To me they look a bit like the “ghosts” you see on old, slightly off TV sets, except that auras have some color in them. The colors are what I read: blue for intelligence, gold (it looks silvery to me) for spirit, pink for love, green for ill health or lack of rest … you get the idea.

So here's the $64 question for the day: Where did I get this information? Hmmm... Stop by sometime and I'll tell you about it -- while I read your aura. :-)

Wednesday, June 22, 2011

Making Characters Breathe

First, on a personal note, let me wish a happy, happy birthday to Becca.
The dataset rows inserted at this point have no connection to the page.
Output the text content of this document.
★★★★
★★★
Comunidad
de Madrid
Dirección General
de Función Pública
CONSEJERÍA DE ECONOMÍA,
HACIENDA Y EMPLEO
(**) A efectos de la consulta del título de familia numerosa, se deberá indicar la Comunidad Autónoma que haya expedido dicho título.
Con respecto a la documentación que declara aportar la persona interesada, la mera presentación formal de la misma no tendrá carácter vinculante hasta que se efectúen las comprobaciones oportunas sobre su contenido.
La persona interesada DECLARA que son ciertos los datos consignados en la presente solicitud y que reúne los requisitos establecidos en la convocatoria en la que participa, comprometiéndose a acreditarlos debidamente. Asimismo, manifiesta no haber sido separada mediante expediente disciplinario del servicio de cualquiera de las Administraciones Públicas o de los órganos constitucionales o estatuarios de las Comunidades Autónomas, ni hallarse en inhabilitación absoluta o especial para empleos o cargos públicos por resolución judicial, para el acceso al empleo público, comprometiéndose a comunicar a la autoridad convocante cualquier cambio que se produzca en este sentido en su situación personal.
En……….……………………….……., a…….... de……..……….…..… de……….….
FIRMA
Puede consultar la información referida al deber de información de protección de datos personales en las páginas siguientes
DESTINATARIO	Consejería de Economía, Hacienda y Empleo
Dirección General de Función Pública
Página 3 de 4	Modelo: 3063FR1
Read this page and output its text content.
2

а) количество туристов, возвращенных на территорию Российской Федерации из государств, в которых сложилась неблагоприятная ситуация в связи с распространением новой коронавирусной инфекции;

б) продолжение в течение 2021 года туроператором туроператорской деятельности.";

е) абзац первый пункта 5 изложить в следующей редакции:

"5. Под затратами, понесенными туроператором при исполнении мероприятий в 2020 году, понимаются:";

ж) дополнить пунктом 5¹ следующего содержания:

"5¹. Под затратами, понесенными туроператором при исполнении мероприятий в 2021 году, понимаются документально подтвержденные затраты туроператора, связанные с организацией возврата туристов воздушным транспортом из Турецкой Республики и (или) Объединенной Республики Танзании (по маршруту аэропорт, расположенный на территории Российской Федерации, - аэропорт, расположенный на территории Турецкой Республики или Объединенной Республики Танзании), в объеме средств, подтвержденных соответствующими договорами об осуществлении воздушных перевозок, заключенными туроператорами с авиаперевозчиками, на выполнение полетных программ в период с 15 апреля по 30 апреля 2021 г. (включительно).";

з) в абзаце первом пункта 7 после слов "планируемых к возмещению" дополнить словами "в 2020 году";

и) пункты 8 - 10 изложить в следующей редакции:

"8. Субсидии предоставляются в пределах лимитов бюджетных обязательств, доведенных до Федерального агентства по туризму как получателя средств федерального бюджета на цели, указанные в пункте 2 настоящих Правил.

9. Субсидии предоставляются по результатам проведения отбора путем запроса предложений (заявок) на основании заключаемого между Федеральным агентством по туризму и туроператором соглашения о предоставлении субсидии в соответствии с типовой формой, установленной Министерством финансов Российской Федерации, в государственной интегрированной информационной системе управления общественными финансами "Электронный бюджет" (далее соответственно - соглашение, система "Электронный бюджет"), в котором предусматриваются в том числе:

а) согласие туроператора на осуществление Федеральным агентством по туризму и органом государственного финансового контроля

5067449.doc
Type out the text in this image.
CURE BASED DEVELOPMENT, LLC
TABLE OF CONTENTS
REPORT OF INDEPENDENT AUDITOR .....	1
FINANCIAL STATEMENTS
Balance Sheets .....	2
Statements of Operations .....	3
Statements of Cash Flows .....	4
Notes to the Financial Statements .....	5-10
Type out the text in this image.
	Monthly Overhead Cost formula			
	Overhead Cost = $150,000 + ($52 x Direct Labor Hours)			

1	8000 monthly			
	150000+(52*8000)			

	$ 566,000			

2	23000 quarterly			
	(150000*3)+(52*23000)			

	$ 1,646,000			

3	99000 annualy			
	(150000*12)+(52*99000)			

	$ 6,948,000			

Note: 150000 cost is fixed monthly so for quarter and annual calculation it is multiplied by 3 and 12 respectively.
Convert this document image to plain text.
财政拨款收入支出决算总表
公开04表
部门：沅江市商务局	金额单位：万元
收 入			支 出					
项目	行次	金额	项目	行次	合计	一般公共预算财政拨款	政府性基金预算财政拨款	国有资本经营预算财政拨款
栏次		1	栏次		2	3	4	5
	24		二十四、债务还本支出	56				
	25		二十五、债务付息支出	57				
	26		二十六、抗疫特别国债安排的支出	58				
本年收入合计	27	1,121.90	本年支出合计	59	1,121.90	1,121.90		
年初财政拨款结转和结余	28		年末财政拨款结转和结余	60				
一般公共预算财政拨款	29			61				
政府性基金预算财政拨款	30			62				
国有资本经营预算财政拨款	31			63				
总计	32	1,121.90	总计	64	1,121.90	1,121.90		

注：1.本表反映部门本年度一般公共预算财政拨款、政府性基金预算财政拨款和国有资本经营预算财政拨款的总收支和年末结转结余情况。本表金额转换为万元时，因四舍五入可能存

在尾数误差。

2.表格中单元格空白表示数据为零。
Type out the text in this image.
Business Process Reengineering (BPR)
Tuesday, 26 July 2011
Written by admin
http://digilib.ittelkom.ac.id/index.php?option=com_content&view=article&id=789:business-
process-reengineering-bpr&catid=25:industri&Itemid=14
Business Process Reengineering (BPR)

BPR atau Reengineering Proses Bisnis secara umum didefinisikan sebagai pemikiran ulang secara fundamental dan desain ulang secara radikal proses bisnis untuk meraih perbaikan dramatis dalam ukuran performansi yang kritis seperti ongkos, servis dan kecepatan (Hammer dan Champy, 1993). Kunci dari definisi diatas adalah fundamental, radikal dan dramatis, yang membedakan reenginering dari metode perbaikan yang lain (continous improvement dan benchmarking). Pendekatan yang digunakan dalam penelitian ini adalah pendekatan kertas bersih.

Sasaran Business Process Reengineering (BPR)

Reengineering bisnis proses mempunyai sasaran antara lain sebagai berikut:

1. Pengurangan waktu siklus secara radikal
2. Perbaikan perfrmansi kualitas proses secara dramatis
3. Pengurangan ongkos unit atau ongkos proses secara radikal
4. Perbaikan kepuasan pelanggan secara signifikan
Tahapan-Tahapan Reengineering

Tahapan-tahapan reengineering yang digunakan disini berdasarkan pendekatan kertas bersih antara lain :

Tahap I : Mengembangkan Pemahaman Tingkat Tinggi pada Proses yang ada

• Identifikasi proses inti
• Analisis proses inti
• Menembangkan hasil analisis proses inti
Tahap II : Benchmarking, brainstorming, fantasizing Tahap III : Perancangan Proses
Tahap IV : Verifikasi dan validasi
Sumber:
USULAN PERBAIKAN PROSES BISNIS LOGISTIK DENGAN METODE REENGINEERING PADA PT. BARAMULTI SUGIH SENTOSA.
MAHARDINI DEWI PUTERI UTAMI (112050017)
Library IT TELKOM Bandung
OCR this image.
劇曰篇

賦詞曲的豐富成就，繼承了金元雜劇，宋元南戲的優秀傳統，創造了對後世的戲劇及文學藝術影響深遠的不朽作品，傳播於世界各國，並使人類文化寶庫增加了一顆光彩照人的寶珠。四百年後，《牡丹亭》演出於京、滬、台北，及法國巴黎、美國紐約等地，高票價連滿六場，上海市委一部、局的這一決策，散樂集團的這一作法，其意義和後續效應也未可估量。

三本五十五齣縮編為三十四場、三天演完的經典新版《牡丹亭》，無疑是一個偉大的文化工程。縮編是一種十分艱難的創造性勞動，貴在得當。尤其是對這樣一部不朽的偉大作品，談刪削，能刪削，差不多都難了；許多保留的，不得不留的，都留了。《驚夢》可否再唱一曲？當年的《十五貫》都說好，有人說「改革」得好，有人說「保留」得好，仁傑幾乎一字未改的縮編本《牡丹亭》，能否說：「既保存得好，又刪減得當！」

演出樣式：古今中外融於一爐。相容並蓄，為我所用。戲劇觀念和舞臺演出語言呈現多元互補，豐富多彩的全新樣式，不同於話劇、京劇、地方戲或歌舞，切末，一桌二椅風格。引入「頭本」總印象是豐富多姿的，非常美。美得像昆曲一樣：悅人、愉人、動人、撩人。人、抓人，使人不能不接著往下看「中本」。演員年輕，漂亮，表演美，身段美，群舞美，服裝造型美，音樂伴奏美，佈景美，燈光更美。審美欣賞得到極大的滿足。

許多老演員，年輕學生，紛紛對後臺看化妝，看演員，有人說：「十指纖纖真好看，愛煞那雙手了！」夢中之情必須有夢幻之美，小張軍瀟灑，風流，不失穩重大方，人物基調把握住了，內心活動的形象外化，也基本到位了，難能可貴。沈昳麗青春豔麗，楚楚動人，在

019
Love you, Sweetie!

Today's fiction writing lesson from the web is a fun piece I found by writing coach and independent editor, Lucia Zimmitti. She takes you through some writing exercises designed to help you create seeming-real, flesh-and-blood characters who will not only breathe, but will breathe life into your work.

She does this by using, among other things, a few pages from your character's diary, a doctor's report, and a job application.

Have fun with this one!

Tuesday, June 21, 2011

The Sweetest Season

Blessings come through the year, at every time and season. Still there's something delicious about spring.

Our spring has been awkward this year, a little like a shambling puppy -- eager to please and not quite certain of its welcome. Yet I doubt there could be a season more lovely.

As we move into high summer, I can't help recalling with delight the days of perfect temperatures, easy breezes, and the fragrant scents of flowers, flowers everywhere, brought to us throughout April and May.

I'm looking forward to the long, lazy afternoons of summer, the crisp days of autumn, and even the Christmas season that brightens the dead of winter. But nothing, nothing is ever quite as beautiful as spring.

Spring, you can come again any day. Never mind what the calendar says.


What is your favorite time of year? Share?

Monday, June 20, 2011

Like the Very First Time

Nothing is more fun than getting your first book contract, seeing your first galley proofs, and opening the package when your first finished books come in the mail. That first book changes everything, everything. Nothing in the world is quite like it. Still I’ve managed to find a couple of close seconds.

Every book has been a thrill. With eight novels behind me and the ninth in progress, I still eagerly anticipate each sale, each new cover, each set of first copies in the mail. No thrill is ever quite like the first (they say you always remember your first book, right? Oh, that wasn’t about books? Really?), but each is wonderful, and that makes every subsequent book a close second.

The other way to recreate that first book thrill is to share it with someone you love. I did that in 2008 when my husband sold his first book. My dh is a journalist. He has spent his career covering school board meetings and traffic accidents, natural disasters and chili cook-offs, local campaigns and charity fund raisers, all without raising an eyebrow or showing a glimmer of opinion.

Then sometime around 20 years ago, he looked at the small town paper he was editing and realized he was giving readers the news they needed, but failing them sadly when it came to entertainment, or even a bright spark to lighten their day.

He began writing a humor column focused on the silly things that happened every day in our large, funny family. That column has appeared weekly for nearly two decades. Over time our lives have changed, the columns have become less about the kids and more about the grandkids, but the fun and the feeling have continued as his fans have come to know our family.

People began asking when he was going to write a book. Then one day he looked at the hundreds of columns he had completed and realized he had written a book. We put it together and A Place in the Shower Schedule: 101 Favorite Columns became a reality. He got to thrill to all the first-time author experiences and I got to experience it all vicariously, enjoying his fun.

Now we’re doing it again; Roger’s second book will be out this summer. It’s Time for Senior Showers: 99 More Favorites is a compilation of his more recent work. One day soon we will get those first copies in the mail. Will it be like the first time? No, it never is, but every book is a thrill.